I like out of the box thinking. When that kind of thinking includes the keywords smart city, paradise island, St. Maarten and outer space, my mind is immediately on high alert. Then I know the writers are boldly going where no man has gone before. No man from St. Maarten that is.
Communications and PR specialist, Roddy Heyliger, writes in a commentary that the Government of St. Maarten continues to face financial challenges due to the damages caused by Irma and Maria almost two-years ago. As the rebuilding effort continues and hotels continue to come back online, as a country we need to step outside the box and explore other economic and revenue generating opportunities in order to become a smart island, he writes.
Roddy Heyliger goes on to explain in his column that the Smart City concept is a common term used due to increase urbanization, scarce resources and development pressures. Countries need to turn to smart innovations in order to make their cities more livable in order to accommodate growth. Building a smart city is the order of the day as according to the United Nations, two-thirds of the world’s population will live in urban areas by 2050.
Today, more than ever, Roddy Heyliger explains, we need to plan in a more strategic manner and look beyond rather than continuing to look within at the current business model. The current tourism-oriented economy will continue, and we must further enhance and develop it in a sustainable manner. The hotel infrastructure continues to rebuild back better. We have two new hotels (eg. Planet Hollywood) that are planned and will add additional hotel rooms to the current room inventory.
Some hotel properties won’t ever be rebuilt (eg. Summit Resort Hotel) while others are pending decision-making on rebuilding (eg. Westin at Dawn Beach). In the meantime, life goes on, but financial challenges within the public sector continue to create headaches for policymakers and financial independence of any nation is the ultimate goal.
Hence, economic diversification is the key and should be pursued now more than ever. Our country needs strategies that leads to sustainable economic growth, an expanded vibrant business sector, good job opportunities for St. Maarteners and a higher quality of life for all.
There are economic areas that the country should explore and pursue such as international business services/insurance-risk industries; a ship and aircraft registry; fintech/block chain technology; e-commerce/technology sector among others. Why can’t we pursue with private sector partners business solutions and scale them globally from St. Maarten?
Roddy Heyliger advises in his column that steps need to be taken today to establish a diversified business ecosystem leading to an economically and financially sustainable smart nation by 2030 that will be able to deal with the various global changes – including climate change.
For example, he writes, St. Maarten should explore the possibility of acquiring a Geostationary Orbital Slot for Satellites via the International Telecommunication Union (ITU) – it’s like renting real estate in the sky. Outer space, for the telecommunication sector is becoming more accessible to more actors in existing and emerging new industries.
Bermuda, an island nation similar in size in population compared to St. Maarten, has four satellite orbital slots – an area where satellites operate – which were allocated by the ITU to that island nation back in 1983. One slot hosted its first satellite in 2013.
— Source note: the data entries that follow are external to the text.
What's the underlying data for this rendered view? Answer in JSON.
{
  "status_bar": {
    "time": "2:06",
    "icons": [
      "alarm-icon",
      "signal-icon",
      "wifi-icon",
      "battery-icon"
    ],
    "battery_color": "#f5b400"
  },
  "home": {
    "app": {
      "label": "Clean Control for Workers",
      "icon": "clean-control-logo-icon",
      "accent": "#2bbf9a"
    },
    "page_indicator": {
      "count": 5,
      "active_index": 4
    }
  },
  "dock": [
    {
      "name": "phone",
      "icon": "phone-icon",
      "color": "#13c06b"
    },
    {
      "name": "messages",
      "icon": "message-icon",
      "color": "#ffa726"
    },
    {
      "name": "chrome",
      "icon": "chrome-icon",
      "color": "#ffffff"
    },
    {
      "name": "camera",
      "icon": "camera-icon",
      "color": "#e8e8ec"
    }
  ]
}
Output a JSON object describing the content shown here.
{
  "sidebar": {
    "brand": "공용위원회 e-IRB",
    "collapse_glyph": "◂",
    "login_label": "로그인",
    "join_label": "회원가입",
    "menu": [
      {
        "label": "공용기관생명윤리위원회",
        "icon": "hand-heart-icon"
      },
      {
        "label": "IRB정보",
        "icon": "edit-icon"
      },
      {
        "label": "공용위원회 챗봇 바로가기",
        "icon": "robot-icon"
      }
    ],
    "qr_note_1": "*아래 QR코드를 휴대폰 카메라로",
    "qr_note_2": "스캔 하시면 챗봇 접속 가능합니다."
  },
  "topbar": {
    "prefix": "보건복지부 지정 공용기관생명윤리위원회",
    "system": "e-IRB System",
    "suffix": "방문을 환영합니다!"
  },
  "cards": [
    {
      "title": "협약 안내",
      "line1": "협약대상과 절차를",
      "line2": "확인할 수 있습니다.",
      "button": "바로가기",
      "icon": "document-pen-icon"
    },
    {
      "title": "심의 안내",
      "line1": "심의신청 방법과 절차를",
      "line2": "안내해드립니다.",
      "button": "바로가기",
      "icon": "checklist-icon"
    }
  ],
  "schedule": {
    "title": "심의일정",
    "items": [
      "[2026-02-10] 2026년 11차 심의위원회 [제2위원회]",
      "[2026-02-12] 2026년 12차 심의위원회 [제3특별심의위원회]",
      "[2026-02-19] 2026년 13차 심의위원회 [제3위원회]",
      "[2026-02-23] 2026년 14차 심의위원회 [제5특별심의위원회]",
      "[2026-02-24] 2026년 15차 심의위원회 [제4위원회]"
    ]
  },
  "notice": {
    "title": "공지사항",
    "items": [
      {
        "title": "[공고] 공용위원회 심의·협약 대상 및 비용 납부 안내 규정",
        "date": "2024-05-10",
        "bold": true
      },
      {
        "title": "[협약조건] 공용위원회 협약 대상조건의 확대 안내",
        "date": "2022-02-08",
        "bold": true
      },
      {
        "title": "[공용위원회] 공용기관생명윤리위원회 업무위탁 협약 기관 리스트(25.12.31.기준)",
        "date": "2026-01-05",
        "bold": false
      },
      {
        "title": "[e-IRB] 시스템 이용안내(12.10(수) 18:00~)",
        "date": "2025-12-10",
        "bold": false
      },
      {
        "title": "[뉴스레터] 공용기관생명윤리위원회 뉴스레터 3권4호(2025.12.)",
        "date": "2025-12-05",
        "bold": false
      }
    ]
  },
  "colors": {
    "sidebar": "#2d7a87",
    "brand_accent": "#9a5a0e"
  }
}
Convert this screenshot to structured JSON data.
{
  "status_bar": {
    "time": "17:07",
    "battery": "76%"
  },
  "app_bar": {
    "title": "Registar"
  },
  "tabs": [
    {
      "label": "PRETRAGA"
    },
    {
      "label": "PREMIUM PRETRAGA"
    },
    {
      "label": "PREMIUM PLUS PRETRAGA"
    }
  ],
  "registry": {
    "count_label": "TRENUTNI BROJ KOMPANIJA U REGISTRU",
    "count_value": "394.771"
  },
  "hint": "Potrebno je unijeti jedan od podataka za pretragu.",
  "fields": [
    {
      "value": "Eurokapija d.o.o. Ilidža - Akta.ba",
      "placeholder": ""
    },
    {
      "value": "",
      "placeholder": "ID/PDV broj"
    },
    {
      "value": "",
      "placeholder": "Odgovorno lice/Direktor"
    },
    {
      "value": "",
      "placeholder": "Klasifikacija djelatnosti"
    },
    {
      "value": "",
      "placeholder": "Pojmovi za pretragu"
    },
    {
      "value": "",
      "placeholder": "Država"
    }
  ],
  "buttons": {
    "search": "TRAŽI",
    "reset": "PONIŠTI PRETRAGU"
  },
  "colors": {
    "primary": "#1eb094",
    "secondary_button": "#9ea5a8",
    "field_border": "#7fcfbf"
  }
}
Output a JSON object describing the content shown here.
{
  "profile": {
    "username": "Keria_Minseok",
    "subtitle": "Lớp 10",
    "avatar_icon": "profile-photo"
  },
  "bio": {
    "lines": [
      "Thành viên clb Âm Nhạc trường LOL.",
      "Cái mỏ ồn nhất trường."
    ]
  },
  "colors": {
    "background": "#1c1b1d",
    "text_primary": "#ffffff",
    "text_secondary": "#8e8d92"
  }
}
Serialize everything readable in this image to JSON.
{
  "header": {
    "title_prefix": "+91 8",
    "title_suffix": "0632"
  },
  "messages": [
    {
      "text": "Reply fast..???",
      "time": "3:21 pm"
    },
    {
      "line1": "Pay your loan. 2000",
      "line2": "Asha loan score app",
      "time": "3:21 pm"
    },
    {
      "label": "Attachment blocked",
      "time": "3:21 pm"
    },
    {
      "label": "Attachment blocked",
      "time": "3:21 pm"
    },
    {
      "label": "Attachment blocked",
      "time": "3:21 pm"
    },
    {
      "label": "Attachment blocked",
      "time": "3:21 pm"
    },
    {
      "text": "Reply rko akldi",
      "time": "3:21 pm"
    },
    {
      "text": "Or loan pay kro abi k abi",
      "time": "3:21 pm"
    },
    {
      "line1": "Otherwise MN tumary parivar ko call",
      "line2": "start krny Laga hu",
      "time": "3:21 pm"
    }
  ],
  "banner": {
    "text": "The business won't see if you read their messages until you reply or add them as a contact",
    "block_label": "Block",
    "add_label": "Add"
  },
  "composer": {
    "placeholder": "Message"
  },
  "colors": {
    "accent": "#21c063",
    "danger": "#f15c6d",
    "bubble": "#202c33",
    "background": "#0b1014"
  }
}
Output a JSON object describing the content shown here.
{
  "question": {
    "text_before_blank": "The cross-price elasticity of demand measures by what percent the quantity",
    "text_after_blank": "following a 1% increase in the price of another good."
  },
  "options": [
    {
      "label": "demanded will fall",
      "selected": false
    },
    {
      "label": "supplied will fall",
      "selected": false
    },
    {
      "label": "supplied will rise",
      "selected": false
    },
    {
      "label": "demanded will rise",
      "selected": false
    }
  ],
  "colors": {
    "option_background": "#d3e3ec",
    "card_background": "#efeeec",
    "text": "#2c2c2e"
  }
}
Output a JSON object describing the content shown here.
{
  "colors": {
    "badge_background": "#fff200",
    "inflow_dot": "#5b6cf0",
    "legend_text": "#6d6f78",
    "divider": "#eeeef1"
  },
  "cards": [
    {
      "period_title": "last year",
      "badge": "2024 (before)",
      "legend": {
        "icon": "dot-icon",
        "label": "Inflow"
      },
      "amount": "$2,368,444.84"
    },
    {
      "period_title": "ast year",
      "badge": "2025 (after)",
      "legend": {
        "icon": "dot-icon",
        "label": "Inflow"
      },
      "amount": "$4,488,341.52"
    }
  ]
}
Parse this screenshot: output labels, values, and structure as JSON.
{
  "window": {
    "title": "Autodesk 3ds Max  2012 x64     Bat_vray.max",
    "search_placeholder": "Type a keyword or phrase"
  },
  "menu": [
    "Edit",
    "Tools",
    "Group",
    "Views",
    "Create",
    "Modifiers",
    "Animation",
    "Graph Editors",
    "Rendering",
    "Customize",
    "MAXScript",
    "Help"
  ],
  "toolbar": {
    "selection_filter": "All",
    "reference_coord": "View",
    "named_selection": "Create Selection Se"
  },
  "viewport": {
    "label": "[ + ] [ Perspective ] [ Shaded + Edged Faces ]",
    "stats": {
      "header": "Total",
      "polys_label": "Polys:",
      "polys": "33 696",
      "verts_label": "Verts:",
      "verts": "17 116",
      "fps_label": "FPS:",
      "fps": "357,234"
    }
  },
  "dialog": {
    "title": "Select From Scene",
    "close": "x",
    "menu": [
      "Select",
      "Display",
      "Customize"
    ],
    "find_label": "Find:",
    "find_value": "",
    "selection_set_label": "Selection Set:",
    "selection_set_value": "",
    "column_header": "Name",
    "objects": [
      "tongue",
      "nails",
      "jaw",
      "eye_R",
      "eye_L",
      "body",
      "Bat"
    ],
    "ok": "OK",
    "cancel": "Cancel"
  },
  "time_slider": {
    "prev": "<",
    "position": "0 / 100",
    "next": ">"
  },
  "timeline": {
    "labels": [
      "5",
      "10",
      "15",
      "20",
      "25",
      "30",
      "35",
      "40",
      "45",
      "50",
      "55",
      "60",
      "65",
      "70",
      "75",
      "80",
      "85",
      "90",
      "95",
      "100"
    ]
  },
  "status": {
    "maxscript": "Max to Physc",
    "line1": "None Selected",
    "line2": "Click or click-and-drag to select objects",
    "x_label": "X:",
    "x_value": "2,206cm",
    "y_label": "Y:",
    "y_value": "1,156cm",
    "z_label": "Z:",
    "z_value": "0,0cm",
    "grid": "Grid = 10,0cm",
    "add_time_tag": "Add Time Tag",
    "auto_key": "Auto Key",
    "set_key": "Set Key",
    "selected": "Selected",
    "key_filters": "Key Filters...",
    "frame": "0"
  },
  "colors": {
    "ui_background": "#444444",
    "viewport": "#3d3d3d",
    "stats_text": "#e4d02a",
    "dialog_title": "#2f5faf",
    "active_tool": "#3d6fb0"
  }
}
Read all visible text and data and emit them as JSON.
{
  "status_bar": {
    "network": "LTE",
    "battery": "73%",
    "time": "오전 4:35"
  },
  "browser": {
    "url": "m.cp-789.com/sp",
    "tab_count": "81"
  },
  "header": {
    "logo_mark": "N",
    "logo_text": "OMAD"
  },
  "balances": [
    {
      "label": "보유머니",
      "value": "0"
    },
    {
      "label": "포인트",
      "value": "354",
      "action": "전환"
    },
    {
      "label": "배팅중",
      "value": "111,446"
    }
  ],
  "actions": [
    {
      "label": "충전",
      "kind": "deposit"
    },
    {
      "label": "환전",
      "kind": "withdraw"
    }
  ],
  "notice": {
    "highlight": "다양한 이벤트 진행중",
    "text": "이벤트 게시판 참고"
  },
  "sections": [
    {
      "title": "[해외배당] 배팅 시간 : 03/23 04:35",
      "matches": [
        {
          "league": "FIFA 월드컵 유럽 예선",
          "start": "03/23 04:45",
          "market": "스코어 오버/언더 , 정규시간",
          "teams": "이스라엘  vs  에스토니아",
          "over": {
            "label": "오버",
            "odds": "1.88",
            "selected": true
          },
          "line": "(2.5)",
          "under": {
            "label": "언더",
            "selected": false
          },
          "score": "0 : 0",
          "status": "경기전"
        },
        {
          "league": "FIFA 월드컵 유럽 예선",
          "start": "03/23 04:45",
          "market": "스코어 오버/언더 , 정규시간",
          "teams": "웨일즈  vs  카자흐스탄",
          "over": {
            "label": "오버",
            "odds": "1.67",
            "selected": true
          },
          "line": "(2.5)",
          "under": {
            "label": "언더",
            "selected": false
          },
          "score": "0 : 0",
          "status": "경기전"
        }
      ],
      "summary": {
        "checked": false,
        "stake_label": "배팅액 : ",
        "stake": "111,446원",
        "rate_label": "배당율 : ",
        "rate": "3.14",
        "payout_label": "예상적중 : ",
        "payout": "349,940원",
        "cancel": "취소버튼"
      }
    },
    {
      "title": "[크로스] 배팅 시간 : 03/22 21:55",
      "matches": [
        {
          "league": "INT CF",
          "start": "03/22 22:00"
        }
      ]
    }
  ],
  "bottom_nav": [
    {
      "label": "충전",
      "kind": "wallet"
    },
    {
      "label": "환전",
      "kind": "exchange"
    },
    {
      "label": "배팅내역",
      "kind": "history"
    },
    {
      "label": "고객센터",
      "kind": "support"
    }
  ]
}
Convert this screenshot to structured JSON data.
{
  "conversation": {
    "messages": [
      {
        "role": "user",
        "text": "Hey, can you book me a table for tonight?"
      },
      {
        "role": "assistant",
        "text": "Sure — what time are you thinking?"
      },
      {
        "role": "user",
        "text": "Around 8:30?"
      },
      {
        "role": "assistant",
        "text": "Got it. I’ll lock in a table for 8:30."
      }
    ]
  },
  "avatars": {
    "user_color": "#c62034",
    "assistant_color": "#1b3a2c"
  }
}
A country of course needs the necessary legislative regulations such as a space law – in line with the Outer Space Treaty – in order to capitalize on satellite space slots, and the St. Maarten House of Parliament has a key role to play. The State of the Satellite Industry Report 2019 said the global space economy was worth more than 360 billion dollars in 2018 – a satellite industry that is worth more than 277 billion dollars with telecommunications being the biggest sector – and is forecast to become a trillion-dollar industry by 2040. The island of Jamaica is also working on developing a slot for commercialization.
The development of a Geostationary Orbital Slot for Satellites also has applications for aviation and shipping sectors – aircraft and shipping registry – through the use of surveillance or reconnaissance satellites.
Why not establish the ‘St. Maarten Space and Satellite Policy Advisory Group’ Roddy Heyliger asks, which can lead to the establishment of the ‘St. Maarten Space and Satellite Authority’ that would chart, manage and capitalize on the opportunities that exist in this area whereby country St. Maarten becomes a part of emerging space economies which translates into economic diversification and financial independence?